Acting Cayman Islands Chief Officer meets NAU Team
New Acting Chief Officer with responsibility for Community Affairs Teresa Echenique has already toured both departments within her Ministry.
Following a visit to the Department of Children and Family Services (DCFS) on Tuesday, 26 September, Ms Echenique also met with the management and staff of the Needs Assessment Unit (NAU) on Wednesday, 27 September 2017,
Over the course of an hour the acting chief officer and Director Tamara Hurlston discussed topics ranging from the unit’s physical outfitting to information technology, manpower and budgeting issues. Dialogue also focused on the processes and procedures that govern applications and the experience of applicants from the time they first set foot inside the agency.
Ms Echenique who has a background in social work and probation was accompanied by the Ministry’s new Chief Financial Officer Joel Burke as she shook hands with NAU employees and later addressed a staff meeting.
Going forward the two senior officials agreed that the Ministry would work to support and enhance the department. The acting chief told gathered welfare workers that despite the restrictions in the coming budget year, she had confidence in the team, and would work with them and key stakeholders like the Department of Children and Family Services to innovate solutions.
She also noted that on Monday, 2 October, they would be joined by two new colleagues, and that efforts would be made to fill other vacant post to ensure that clients’ needs are met.
Commenting on her first meeting with the staff of 25, Ms Echenique said: “Communication and information sharing is imperative, flowing from department to Ministry and vice versa. It is very important to remember that we are all in this together, working towards the same goal, and therefore it is necessary that we support each other and our work.”
To motivate the group—including a staff member who was on the line from Cayman Brac– the acting chief officer shared her own experiences of taking charge of the Department of Community Rehabilitation in 2003. Over the years, with hard-work and strategic planning she said she oversaw the team’s growth from five to nearly 40.
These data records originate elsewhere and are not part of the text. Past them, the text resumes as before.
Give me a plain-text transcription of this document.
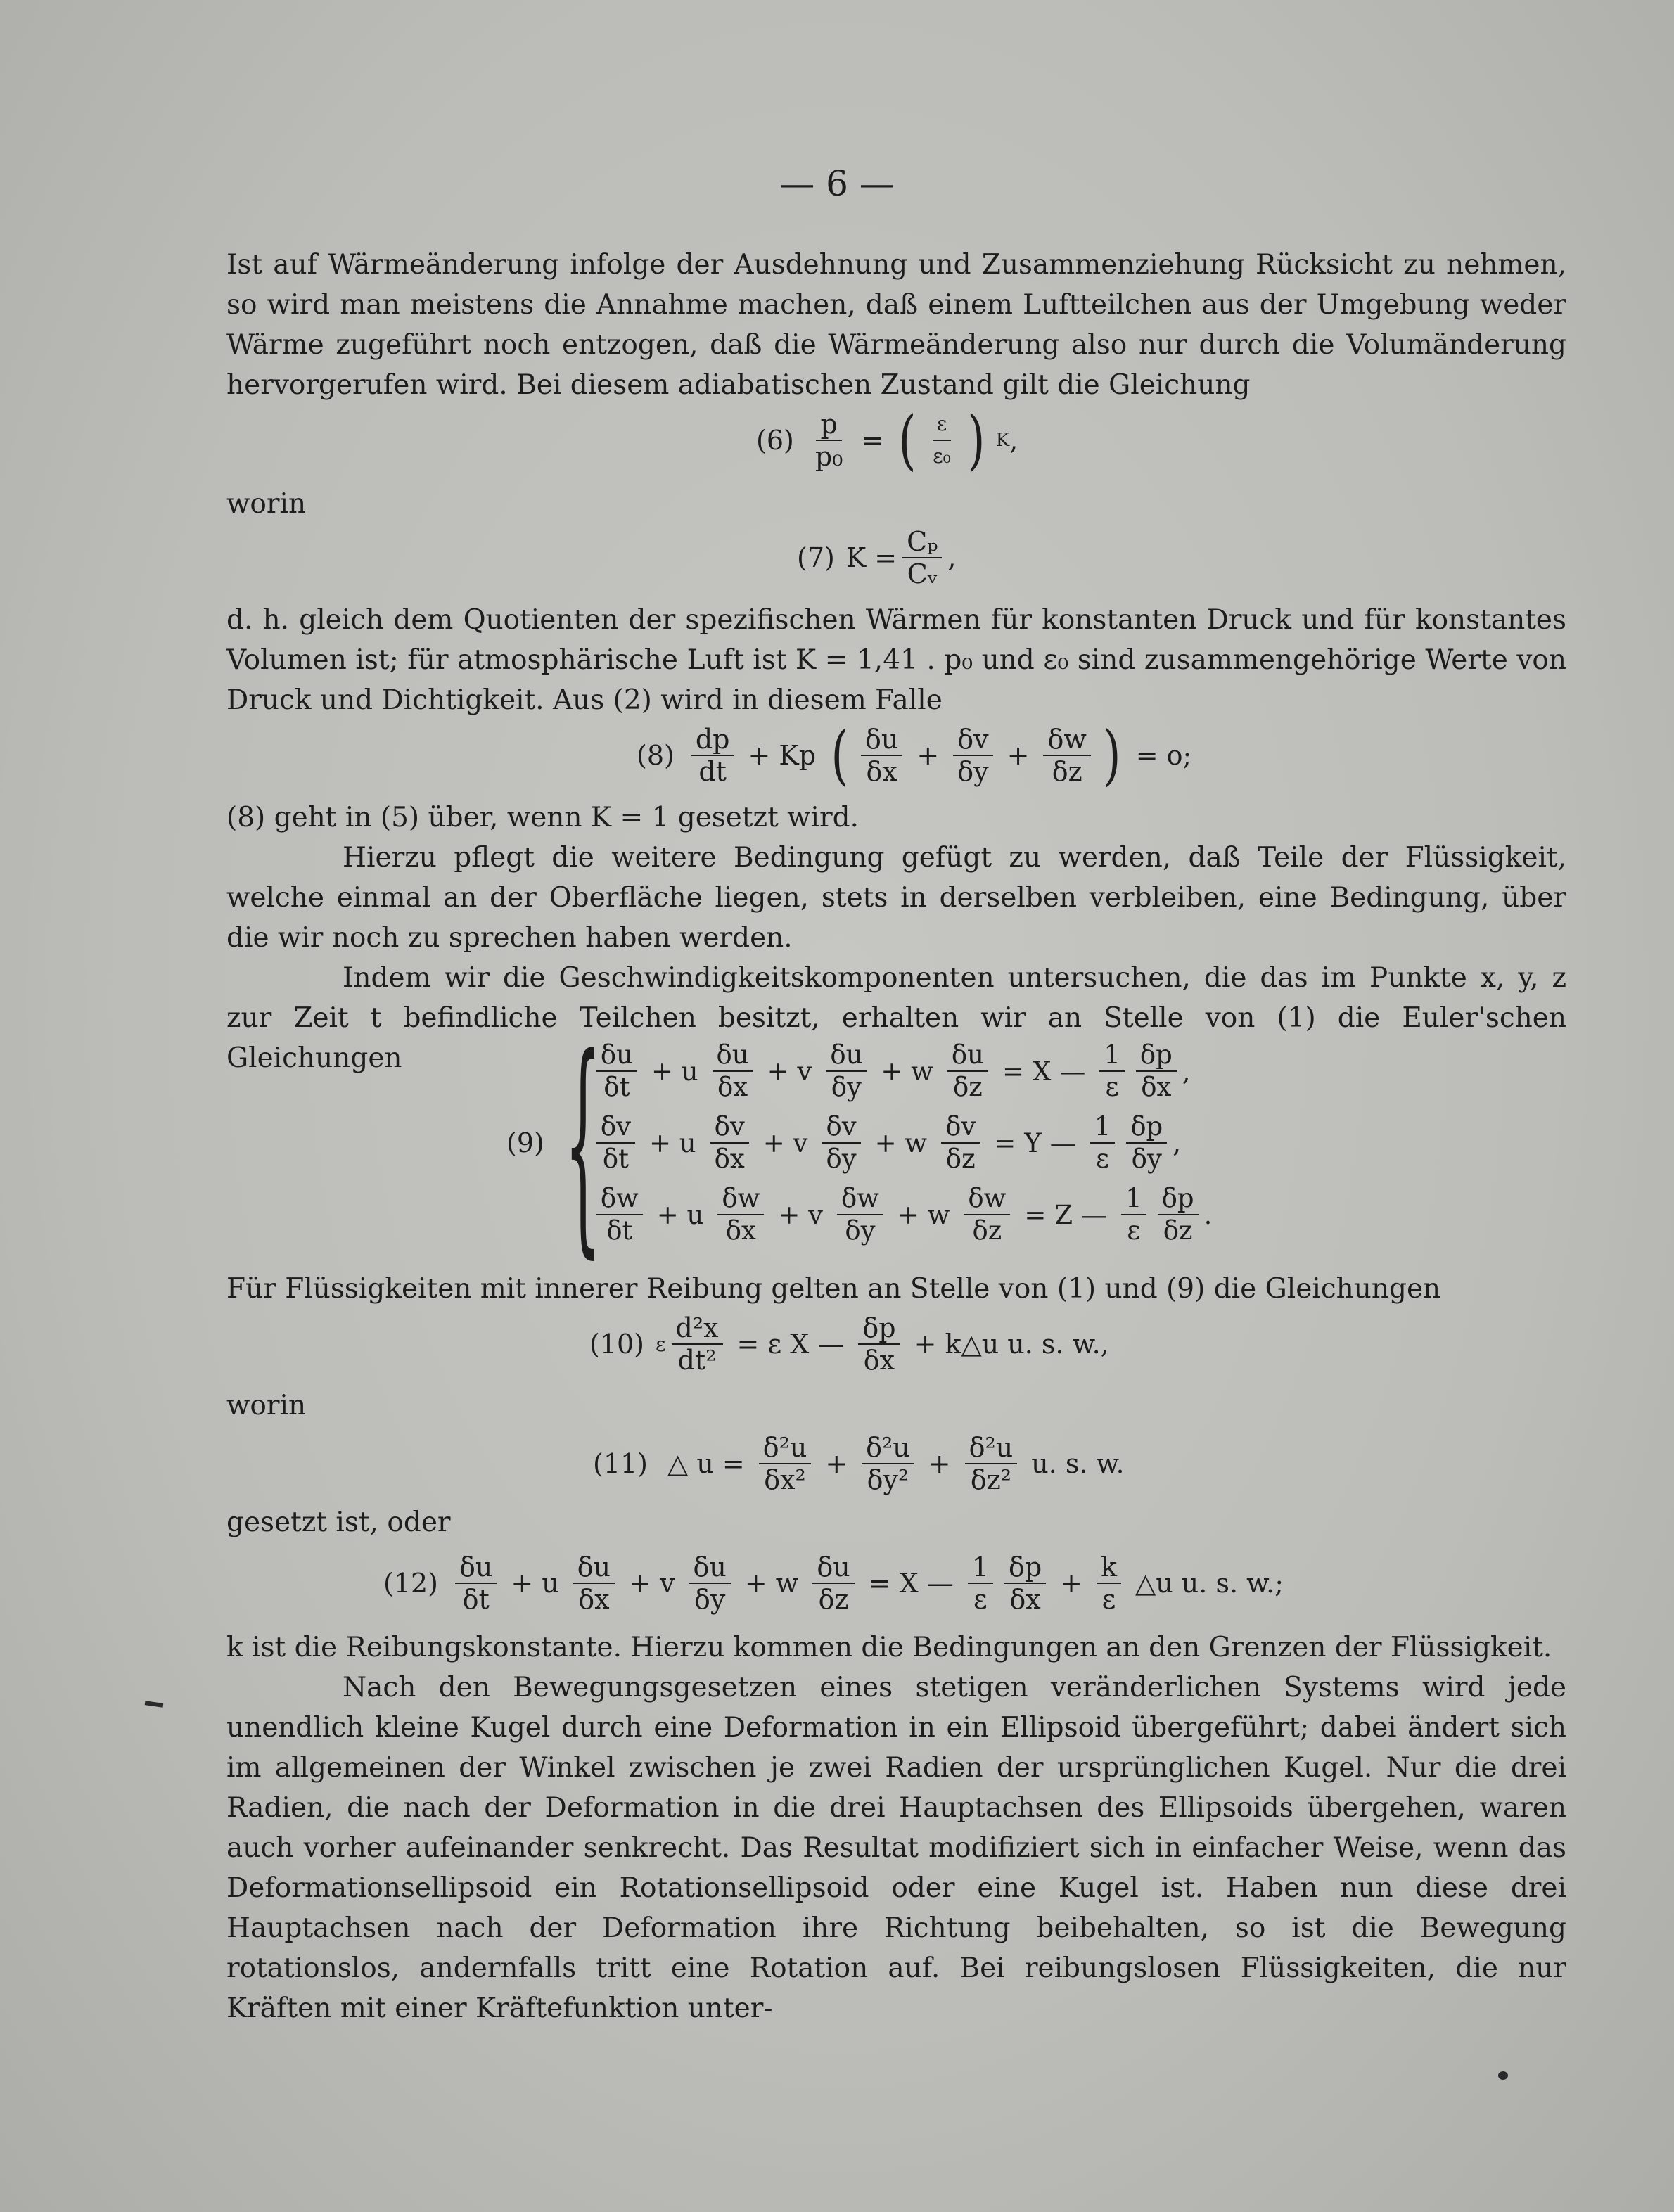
— 6 —

Ist auf Wärmeänderung infolge der Ausdehnung und Zusammenziehung Rücksicht zu nehmen, so wird man meistens die Annahme machen, daß einem Luftteilchen aus der Umgebung weder Wärme zugeführt noch entzogen, daß die Wärmeänderung also nur durch die Volumänderung hervorgerufen wird. Bei diesem adiabatischen Zustand gilt die Gleichung

$(6) \frac{p}{\text{p₀}}$ = ( $\frac{\varepsilon}{\text{ε₀}}$ ) K ,
worin
(7) $K = \frac{\text{Cₚ}}{\text{Cᵥ}}$ ,

d. h. gleich dem Quotienten der spezifischen Wärmen für konstanten Druck und für konstantes Volumen ist; für atmosphärische Luft ist K = 1,41 . p₀ und ε₀ sind zusammengehörige Werte von Druck und Dichtigkeit. Aus (2) wird in diesem Falle

$(8) \frac{dp}{dt} + Kp$ ( $\frac{\delta u}{\delta x} + \frac{\delta v}{\delta y} + \frac{\delta w}{\delta z}$ ) = o;

(8) geht in (5) über, wenn K = 1 gesetzt wird.

Hierzu pflegt die weitere Bedingung gefügt zu werden, daß Teile der Flüssigkeit, welche einmal an der Oberfläche liegen, stets in derselben verbleiben, eine Bedingung, über die wir noch zu sprechen haben werden.

Indem wir die Geschwindigkeitskomponenten untersuchen, die das im Punkte x, y, z zur Zeit t befindliche Teilchen besitzt, erhalten wir an Stelle von (1) die Euler'schen Gleichungen

(9) {
$\frac{\delta u}{\delta t} + u \frac{\delta u}{\delta x} + v \frac{\delta u}{\delta y} + w \frac{\delta u}{\delta z} = X$ — $\frac{1}{\varepsilon} \frac{\delta p}{\delta x}$ ,
$\frac{\delta v}{\delta t} + u \frac{\delta v}{\delta x} + v \frac{\delta v}{\delta y} + w \frac{\delta v}{\delta z} = Y$ — $\frac{1}{\varepsilon} \frac{\delta p}{\delta y}$ ,
$\frac{\delta w}{\delta t} + u \frac{\delta w}{\delta x} + v \frac{\delta w}{\delta y} + w \frac{\delta w}{\delta z} = Z$ — $\frac{1}{\varepsilon} \frac{\delta p}{\delta z}$ .

Für Flüssigkeiten mit innerer Reibung gelten an Stelle von (1) und (9) die Gleichungen

(10) ε $\frac{\text{d²x}}{\text{dt²}} = \varepsilon$ X — $\frac{\delta p}{\delta x}$ + k△u u. s. w.,
worin
(11) △ $u = \frac{\text{δ²u}}{\text{δx²}} + \frac{\text{δ²u}}{\text{δy²}} + \frac{\text{δ²u}}{\text{δz²}} u$. s. w.
gesetzt ist, oder
$(12) \frac{\delta u}{\delta t} + u \frac{\delta u}{\delta x} + v \frac{\delta u}{\delta y} + w \frac{\delta u}{\delta z} = X$ — $\frac{1}{\varepsilon} \frac{\delta p}{\delta x} + \frac{k}{\varepsilon}$ △u u. s. w.;

k ist die Reibungskonstante. Hierzu kommen die Bedingungen an den Grenzen der Flüssigkeit.

Nach den Bewegungsgesetzen eines stetigen veränderlichen Systems wird jede unendlich kleine Kugel durch eine Deformation in ein Ellipsoid übergeführt; dabei ändert sich im allgemeinen der Winkel zwischen je zwei Radien der ursprünglichen Kugel. Nur die drei Radien, die nach der Deformation in die drei Hauptachsen des Ellipsoids übergehen, waren auch vorher aufeinander senkrecht. Das Resultat modifiziert sich in einfacher Weise, wenn das Deformationsellipsoid ein Rotationsellipsoid oder eine Kugel ist. Haben nun diese drei Hauptachsen nach der Deformation ihre Richtung beibehalten, so ist die Bewegung rotationslos, andernfalls tritt eine Rotation auf. Bei reibungslosen Flüssigkeiten, die nur Kräften mit einer Kräftefunktion unter-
Asserting the belief that by working to build the organisation Government would also help to improve its standards of service, she stressed that it was important at the same time that standards never drop.
Ms Echenique thanked the NAU staff for their hard work and dedication, including many long hours and late nights to ensure that clients’ essential needs, such as housing, were met in a timely way.
She added that it was of the utmost importance for people in their line of work to exhibit professionalism and respect in their dealings with people at all levels, whether clients, staff, other stakeholders or the ministry, and that she was confident they would carry this forward across the board in their day to day operations and continue to enhance services.